3. When errors appear in a credit report, impact on the borrower can be severe.
Negative information, like missed payments or a foreclosure, can send the borrower’s credit score into a tailspin. That, in turn, will make it harder to get approved for credit. It can also increase the chances of ending up with higher interest rates on loans, and make it even tougher to rent an apartment or, again, get a job.
A variety of mishaps can lead to errors — most of which consumers have no involvement in. That includes cases of identity theft.
4. Credit Bureaus sometimes match the wrong information to a consumer's report.

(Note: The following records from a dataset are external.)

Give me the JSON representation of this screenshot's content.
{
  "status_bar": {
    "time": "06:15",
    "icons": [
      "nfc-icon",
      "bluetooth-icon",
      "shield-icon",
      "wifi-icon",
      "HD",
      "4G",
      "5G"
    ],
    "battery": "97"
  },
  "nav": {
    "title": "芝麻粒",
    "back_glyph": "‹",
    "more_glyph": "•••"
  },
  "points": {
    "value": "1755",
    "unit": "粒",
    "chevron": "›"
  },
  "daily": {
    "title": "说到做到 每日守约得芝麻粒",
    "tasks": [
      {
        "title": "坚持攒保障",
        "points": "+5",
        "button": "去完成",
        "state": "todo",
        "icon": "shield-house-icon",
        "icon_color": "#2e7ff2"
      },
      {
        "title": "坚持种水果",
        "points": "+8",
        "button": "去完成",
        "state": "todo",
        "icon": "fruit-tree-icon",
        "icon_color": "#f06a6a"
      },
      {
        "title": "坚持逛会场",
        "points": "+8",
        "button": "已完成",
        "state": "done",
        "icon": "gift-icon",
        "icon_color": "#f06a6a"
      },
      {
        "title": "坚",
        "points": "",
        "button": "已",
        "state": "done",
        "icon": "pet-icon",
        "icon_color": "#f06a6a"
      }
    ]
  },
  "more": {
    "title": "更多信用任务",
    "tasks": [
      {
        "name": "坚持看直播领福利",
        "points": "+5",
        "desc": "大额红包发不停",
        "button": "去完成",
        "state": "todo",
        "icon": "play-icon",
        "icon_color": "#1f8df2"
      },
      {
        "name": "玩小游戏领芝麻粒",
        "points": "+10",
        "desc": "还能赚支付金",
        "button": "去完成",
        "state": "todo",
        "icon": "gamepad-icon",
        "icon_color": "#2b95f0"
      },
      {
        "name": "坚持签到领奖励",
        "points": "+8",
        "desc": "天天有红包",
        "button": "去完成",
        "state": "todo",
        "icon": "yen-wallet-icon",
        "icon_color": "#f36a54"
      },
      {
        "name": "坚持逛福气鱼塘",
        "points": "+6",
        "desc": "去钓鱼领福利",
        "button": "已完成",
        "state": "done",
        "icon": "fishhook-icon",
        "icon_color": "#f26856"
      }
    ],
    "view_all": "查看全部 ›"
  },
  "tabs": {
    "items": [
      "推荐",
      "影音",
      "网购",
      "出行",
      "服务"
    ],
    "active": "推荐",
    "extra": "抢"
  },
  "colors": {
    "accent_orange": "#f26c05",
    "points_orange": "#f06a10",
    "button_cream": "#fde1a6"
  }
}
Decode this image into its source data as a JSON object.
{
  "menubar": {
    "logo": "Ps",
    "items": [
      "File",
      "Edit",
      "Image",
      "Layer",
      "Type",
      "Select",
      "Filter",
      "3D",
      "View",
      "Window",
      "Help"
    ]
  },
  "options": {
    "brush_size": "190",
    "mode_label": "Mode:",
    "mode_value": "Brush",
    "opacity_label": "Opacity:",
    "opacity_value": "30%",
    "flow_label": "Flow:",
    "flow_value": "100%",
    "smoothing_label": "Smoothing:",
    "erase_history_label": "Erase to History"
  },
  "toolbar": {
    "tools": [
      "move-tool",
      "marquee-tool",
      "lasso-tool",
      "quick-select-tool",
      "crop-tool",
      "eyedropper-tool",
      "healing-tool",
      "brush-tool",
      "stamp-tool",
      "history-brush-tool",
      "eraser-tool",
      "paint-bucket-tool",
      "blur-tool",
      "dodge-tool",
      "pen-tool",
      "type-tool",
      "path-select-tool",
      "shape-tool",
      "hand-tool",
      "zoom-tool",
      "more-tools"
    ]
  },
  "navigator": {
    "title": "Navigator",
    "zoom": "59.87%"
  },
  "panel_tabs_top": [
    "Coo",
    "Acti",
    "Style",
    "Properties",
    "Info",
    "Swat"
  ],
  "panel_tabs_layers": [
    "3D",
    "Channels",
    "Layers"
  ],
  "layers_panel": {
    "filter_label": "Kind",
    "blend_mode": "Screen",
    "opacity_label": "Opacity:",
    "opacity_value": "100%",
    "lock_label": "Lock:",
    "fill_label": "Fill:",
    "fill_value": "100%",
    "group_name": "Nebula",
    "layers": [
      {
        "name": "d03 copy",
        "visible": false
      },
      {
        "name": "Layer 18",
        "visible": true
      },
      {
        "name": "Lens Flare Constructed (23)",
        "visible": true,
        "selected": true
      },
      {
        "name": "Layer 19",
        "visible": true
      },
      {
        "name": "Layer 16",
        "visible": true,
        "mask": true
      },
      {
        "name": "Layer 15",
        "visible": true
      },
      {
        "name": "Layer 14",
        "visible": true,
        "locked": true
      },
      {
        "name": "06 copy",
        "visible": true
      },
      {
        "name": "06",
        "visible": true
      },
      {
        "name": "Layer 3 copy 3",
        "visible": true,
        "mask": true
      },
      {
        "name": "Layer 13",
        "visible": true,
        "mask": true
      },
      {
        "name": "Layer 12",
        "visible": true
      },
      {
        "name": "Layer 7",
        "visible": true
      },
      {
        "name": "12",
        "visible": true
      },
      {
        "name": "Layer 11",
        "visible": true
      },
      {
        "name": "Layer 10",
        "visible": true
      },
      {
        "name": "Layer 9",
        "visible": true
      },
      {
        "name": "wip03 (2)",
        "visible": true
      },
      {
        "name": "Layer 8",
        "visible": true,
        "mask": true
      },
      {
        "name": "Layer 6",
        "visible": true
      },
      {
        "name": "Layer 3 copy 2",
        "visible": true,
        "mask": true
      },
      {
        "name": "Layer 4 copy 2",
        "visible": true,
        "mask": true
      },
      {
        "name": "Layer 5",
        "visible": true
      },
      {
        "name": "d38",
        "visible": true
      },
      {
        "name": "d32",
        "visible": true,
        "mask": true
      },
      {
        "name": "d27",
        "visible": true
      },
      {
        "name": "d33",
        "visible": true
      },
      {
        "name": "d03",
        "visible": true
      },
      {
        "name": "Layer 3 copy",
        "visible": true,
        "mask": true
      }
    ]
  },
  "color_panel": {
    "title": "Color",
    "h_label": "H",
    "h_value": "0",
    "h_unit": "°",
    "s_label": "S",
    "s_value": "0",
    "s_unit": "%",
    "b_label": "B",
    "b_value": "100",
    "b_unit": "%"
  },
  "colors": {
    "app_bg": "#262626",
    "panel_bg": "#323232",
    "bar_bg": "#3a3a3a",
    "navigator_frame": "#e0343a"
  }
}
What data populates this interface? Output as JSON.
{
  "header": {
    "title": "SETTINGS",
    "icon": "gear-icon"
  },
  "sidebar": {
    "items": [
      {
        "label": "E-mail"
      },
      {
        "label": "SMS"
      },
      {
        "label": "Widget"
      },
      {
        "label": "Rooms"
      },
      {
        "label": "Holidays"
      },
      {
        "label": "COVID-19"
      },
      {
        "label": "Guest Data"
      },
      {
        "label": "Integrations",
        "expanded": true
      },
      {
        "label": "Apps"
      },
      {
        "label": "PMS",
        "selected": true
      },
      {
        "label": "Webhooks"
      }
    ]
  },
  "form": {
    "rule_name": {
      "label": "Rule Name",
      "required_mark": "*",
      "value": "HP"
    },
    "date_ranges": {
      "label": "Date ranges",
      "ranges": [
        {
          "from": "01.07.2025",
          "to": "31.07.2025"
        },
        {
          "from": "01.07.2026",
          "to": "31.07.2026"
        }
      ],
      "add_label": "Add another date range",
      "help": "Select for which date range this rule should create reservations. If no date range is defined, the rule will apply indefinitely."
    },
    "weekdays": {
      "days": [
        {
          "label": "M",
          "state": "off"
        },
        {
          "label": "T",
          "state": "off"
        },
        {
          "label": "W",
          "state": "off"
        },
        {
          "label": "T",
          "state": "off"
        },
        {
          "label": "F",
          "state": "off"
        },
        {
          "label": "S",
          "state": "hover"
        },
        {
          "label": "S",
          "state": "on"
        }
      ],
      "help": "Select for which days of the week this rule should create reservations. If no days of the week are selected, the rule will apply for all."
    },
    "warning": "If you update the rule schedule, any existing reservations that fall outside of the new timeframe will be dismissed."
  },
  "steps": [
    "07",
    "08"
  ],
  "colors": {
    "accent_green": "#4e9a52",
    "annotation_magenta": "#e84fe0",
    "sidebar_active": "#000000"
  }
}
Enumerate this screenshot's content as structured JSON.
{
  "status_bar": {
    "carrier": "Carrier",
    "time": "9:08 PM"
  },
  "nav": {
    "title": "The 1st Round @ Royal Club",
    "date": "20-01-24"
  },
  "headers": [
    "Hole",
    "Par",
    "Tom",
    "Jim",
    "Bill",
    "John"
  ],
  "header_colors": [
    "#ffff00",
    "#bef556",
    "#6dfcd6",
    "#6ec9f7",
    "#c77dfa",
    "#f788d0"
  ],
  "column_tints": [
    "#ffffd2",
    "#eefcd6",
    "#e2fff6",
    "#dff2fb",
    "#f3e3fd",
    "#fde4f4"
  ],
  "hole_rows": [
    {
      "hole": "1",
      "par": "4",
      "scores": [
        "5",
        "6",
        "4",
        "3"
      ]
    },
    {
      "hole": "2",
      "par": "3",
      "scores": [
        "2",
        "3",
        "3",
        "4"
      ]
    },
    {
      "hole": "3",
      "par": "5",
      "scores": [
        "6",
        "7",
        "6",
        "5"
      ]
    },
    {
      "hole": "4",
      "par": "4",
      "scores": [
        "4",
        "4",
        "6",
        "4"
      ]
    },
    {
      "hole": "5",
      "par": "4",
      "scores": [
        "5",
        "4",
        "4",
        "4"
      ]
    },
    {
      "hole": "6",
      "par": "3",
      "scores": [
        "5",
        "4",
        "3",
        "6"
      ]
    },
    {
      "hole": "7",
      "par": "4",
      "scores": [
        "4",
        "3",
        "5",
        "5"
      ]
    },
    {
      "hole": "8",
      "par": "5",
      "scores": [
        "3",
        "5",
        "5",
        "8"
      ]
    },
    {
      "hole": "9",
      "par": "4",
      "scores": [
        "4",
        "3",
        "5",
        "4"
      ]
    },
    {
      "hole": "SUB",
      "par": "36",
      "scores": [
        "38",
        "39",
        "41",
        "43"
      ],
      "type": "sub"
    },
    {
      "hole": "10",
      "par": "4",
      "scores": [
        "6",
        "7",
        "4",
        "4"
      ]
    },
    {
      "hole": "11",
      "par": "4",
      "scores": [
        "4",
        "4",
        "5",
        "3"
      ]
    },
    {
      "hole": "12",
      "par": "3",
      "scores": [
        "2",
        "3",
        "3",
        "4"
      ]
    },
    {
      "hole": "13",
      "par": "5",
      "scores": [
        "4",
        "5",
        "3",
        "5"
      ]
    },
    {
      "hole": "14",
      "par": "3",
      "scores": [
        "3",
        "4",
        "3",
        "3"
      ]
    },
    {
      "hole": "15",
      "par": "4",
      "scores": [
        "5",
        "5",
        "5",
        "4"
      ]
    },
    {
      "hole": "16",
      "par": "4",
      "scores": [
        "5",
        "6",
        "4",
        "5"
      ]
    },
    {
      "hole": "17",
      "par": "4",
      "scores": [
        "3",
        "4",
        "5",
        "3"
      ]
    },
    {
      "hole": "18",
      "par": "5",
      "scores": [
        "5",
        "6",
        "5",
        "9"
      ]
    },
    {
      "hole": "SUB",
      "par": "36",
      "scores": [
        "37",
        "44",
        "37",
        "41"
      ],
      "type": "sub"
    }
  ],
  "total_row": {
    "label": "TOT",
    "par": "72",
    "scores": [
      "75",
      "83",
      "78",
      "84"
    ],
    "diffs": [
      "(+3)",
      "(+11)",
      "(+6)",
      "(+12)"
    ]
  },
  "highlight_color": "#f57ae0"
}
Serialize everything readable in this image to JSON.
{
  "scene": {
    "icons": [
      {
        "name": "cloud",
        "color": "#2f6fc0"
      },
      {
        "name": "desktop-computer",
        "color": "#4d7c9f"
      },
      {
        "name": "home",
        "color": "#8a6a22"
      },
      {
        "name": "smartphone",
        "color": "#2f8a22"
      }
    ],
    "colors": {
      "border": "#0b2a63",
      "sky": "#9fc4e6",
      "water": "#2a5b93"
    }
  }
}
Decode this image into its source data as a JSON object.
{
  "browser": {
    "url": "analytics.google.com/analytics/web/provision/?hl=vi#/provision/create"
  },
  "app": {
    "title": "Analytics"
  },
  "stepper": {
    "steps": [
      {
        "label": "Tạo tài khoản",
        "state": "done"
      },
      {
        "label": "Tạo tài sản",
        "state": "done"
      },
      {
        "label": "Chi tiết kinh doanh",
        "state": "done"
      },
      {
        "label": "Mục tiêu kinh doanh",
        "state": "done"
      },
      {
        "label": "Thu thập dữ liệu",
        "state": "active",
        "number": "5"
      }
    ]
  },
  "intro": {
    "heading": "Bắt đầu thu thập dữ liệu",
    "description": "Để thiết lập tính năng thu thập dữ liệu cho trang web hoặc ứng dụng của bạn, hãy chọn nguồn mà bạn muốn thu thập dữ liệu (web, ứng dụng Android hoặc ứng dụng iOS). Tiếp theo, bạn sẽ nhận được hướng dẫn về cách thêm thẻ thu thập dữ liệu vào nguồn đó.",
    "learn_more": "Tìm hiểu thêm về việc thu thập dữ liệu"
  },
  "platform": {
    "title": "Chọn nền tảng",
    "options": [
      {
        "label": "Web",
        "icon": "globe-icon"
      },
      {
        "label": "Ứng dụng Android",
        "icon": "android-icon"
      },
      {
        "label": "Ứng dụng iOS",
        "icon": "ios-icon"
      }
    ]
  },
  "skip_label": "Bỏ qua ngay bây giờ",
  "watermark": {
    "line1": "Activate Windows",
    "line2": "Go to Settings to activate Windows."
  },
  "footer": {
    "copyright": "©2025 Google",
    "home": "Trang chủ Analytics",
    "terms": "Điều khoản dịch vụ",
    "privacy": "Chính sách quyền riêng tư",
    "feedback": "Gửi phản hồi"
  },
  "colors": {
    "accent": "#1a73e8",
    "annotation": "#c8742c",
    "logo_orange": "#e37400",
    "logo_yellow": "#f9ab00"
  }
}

When consumers order their credit reports, they have to provide their full name, Social Security number, date of birth and address. But credit bureaus often use fewer pieces of information to match account activity — like a report from a lender that a person has applied for a new line of credit. If the erroneously applied information in the credit report is negative, of course, that will result in a lower credit score for the person whose actual name is on that file. It’s one of the worst types of errors that can occur. Magnuson says the credit bureaus are careful in matching data. He adds that a 100% match wouldn’t solve such concerns and says it would force bureaus to omit account activity from credit reports whenever there’s a small mistake in, say, the last two digits of a Social Security number, even if most of the identifying information is correct.
In summary, its a great idea to check your credit report regularly by using resources like creditkarma.com or annualcreditreport.com. When you review your credit report, you can ensure all the information is accurate and that you know what you owe and who you owe.